You're damn right, I finished the install without it, the belt has the right tension, but still, I drove the car from the shop to the house and is been there since then. I'm loking for that sh**t so I can enjoy my new mod.

Thanks Slurppie, I'm going to send him a pm now.


----------



## Hardcore (Oct 16, 2002)

Looks to me like it comes in pieces. Check your PM


----------



## Guerrero (Oct 21, 2002)

Still looking for the dawn screw and nut....
What does the tensioner do, other than tension the belt?

I tensioned the belt, having a friend pushing down in the little pulley  between the crank pulley and the alternator. Then I tighted the screw. 
I can drive like that, (no screw or nut  ) but I'm afraid that my belt will come out.

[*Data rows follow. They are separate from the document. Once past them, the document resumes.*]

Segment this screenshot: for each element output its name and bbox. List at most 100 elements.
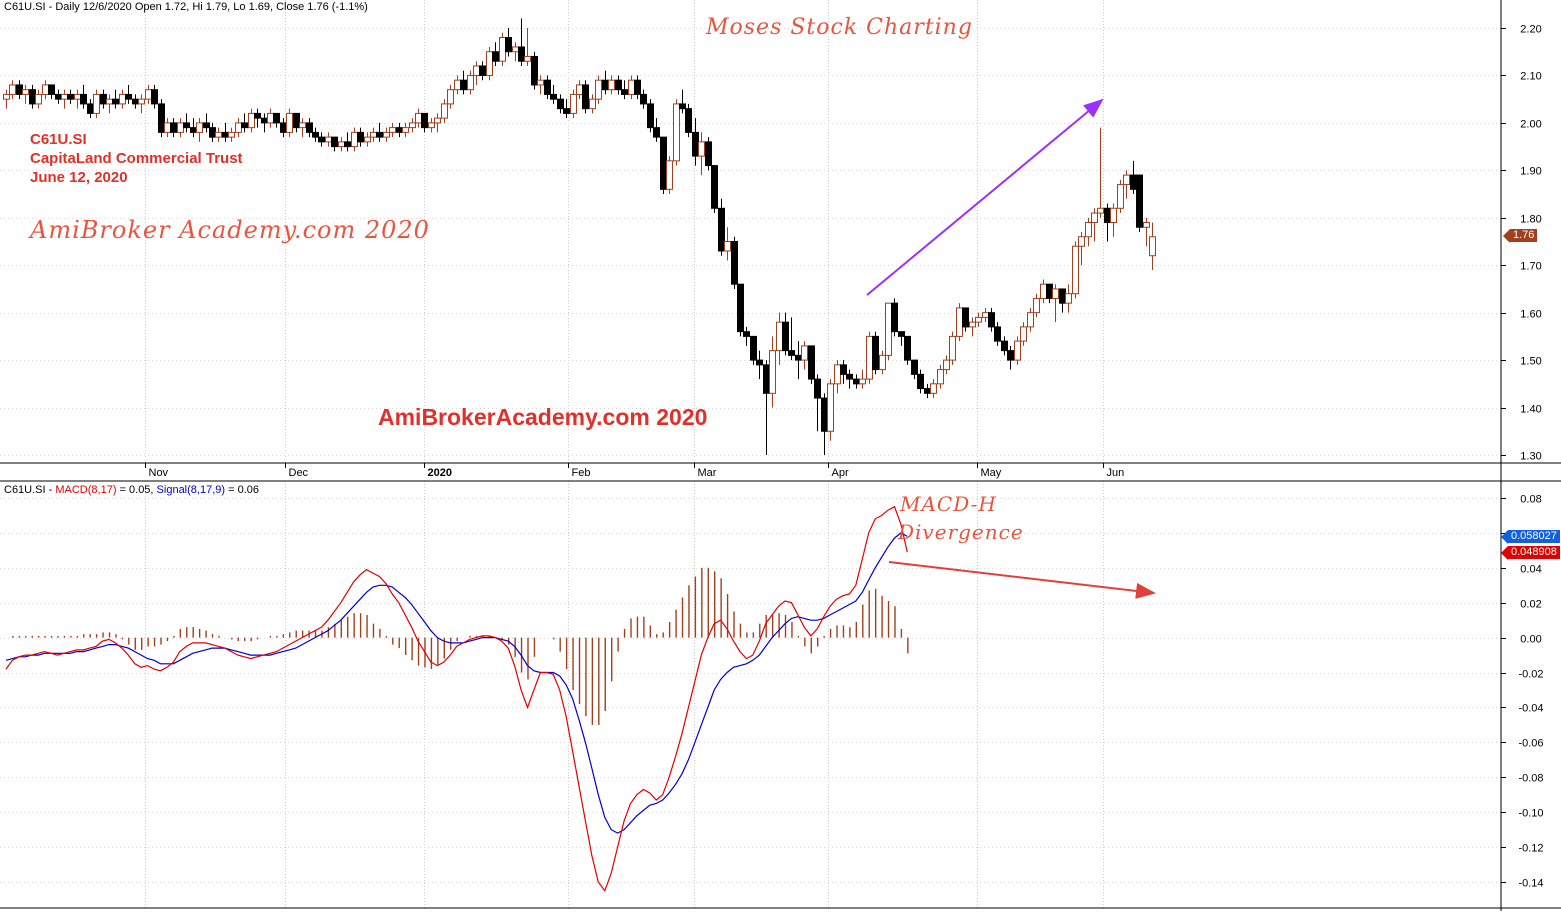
candle-body (42, 84, 49, 95)
candle-down (170, 118, 177, 138)
candle-down (602, 70, 609, 95)
date-label: June 12, 2020 (30, 169, 128, 186)
candle-body (428, 122, 435, 129)
candle-down (421, 112, 428, 133)
candle-body (891, 302, 898, 333)
candle-body (80, 93, 87, 105)
candle-body (1046, 283, 1053, 299)
candle-body (215, 131, 222, 138)
candle-body (499, 36, 506, 62)
candle-down (1001, 336, 1008, 356)
candle-body (441, 103, 448, 119)
last-price-tag: 1.76 (1510, 229, 1538, 242)
price-ytick-label: 1.70 (1520, 261, 1541, 273)
candle-down (731, 236, 738, 289)
candle-body (956, 307, 963, 337)
candle-up (698, 132, 705, 176)
candle-down (582, 80, 589, 114)
candle-down (132, 94, 139, 109)
macd-ytick-label: -0.14 (1518, 878, 1543, 890)
price-ytick-label: 2.20 (1520, 24, 1541, 36)
candle-up (409, 118, 416, 133)
candle-up (473, 61, 480, 85)
candle-body (724, 241, 731, 252)
candle-body (634, 79, 641, 95)
candle-up (325, 132, 332, 147)
candle-down (331, 136, 338, 152)
candle-body (570, 93, 577, 114)
candle-down (460, 70, 467, 95)
candle-body (357, 131, 364, 143)
candle-up (1072, 241, 1079, 299)
candle-down (254, 108, 261, 128)
candle-up (673, 99, 680, 166)
candle-body (1020, 326, 1027, 342)
macd-ytick-label: -0.08 (1518, 773, 1543, 785)
candle-body (1065, 293, 1072, 304)
candle-up (834, 360, 841, 394)
candle-body (331, 136, 338, 148)
candle-body (550, 93, 557, 100)
candle-body (879, 354, 886, 371)
ticker-label: C61U.SI (30, 131, 87, 148)
candle-up (937, 364, 944, 389)
candle-up (428, 118, 435, 133)
candle-down (293, 112, 300, 133)
candle-down (994, 322, 1001, 346)
candle-body (982, 312, 989, 318)
candle-up (93, 89, 100, 119)
candle-body (595, 79, 602, 100)
candle-body (1117, 184, 1124, 209)
candle-up (486, 46, 493, 81)
candle-body (248, 112, 255, 129)
candle-up (930, 379, 937, 399)
candle-up (1078, 232, 1085, 266)
candle-body (782, 321, 789, 352)
candle-up (383, 127, 390, 142)
candle-down (505, 28, 512, 57)
candle-down (718, 198, 725, 256)
signal-pointer (1501, 530, 1508, 544)
candle-body (544, 79, 551, 95)
candle-down (911, 359, 918, 380)
candle-body (454, 79, 461, 91)
x-tick-label: Feb (572, 467, 591, 479)
macd-pointer (1501, 546, 1508, 560)
company-label: CapitaLand Commercial Trust (30, 150, 243, 167)
macd-ytick-label: 0.08 (1520, 494, 1541, 506)
candle-up (106, 94, 113, 114)
price-header: C61U.SI - Daily 12/6/2020 Open 1.72, Hi … (4, 1, 368, 13)
candle-up (570, 89, 577, 119)
signal-series (5, 532, 908, 834)
candle-body (788, 350, 795, 356)
candle-down (917, 369, 924, 394)
candle-body (402, 127, 409, 133)
x-tick-label: Jun (1107, 467, 1125, 479)
candle-up (666, 156, 673, 195)
candle-up (982, 307, 989, 323)
candle-body (351, 131, 358, 148)
candle-body (376, 131, 383, 138)
candle-up (447, 84, 454, 109)
candle-body (640, 93, 647, 105)
candle-up (1033, 293, 1040, 318)
x-tick-label: May (981, 467, 1002, 479)
candle-body (306, 122, 313, 133)
candle-body (917, 373, 924, 390)
candle-body (74, 93, 81, 100)
candle-down (344, 132, 351, 152)
candle-body (769, 350, 776, 394)
candle-body (35, 93, 42, 105)
macd-header: C61U.SI - MACD(8,17) = 0.05, Signal(8,17… (4, 484, 259, 496)
candle-down (653, 118, 660, 142)
candle-down (544, 75, 551, 100)
macd-ytick-label: 0.02 (1520, 599, 1541, 611)
candle-up (441, 99, 448, 123)
candle-body (151, 89, 158, 105)
candle-down (222, 122, 229, 142)
candle-body (795, 354, 802, 361)
candle-up (1143, 217, 1150, 247)
candle-up (724, 227, 731, 261)
candle-down (705, 137, 712, 171)
candle-up (3, 89, 10, 109)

What do you think, is it save to drive like that?


----------



## Hardcore (Oct 16, 2002)

Guerrero said:


> *Still looking for the dawn screw and nut....
> What does the tensioner do, other than tension the belt?
> 
> I tensioned the belt, having a friend pushing down in the little pulley  between the crank pulley and the alternator. Then I tighted the screw.
> ...


 I got pieces comming for this, when they hit I'll take a look and see what's what.


----------



## Ruben (Oct 15, 2002)

Guerrero said:


> *Still looking for the dawn screw and nut....
> What does the tensioner do, other than tension the belt?
> 
> I tensioned the belt, having a friend pushing down in the little pulley  between the crank pulley and the alternator. Then I tighted the screw.
> *


Can you get to the tensioner from above? My belts squeek a little, so I need a small adjustment.


----------



## Guerrero (Oct 21, 2002)

OhTwoAltimaSE said:


> *Can you get to the tensioner from above? My belts squeek a little, so I need a small adjustment. *


For the one I broke, yes.
But for the one of the PS, no.


----------



## Ruben (Oct 15, 2002)

OK, thanks

I saw the pics, but I couldn't tell from what angle they were taken.


----------



## Guerrero (Oct 21, 2002)

Hardcore said:


> *I got pieces comming for this, when they hit I'll take a look and see what's what. *


Thanks


----------



## Hardcore (Oct 16, 2002)

Guerrero said:


> *Thanks *


 Well it came in, the only way to get the bolt is to buy the whole thing. The other dealer you talked to was right, I gave it a try though. $32.46 is what I'll sell it to you for if you can't find a better deal. Also it looks like a one application part. So I can't match anything up to it.


----------



## Guest (Dec 4, 2002)

if i want to install my own UDP, what tools do i need. and who do i talk to for a complete write up???


----------



## Slurppie (Oct 15, 2002)

totalycrazy said:


> *if i want to install my own UDP, what tools do i need. and who do i talk to for a complete write up??? *



You can go talk to rs20r2d2c3p0 or what ever his name is that did the install in 20min


----------



## Hardcore (Oct 16, 2002)

rs20r2d2c3p0?


----------



## Guerrero (Oct 21, 2002)

totalycrazy said:


> *if i want to install my own UDP, what tools do i need. and who do i talk to for a complete write up??? *


I would not recomend you to install it yourself, if you don't have the tools, it is a hard. I did it and my st***d as* broke the tensioner, It have been about three weeks, that I haven't been able to drive my car because of this.


----------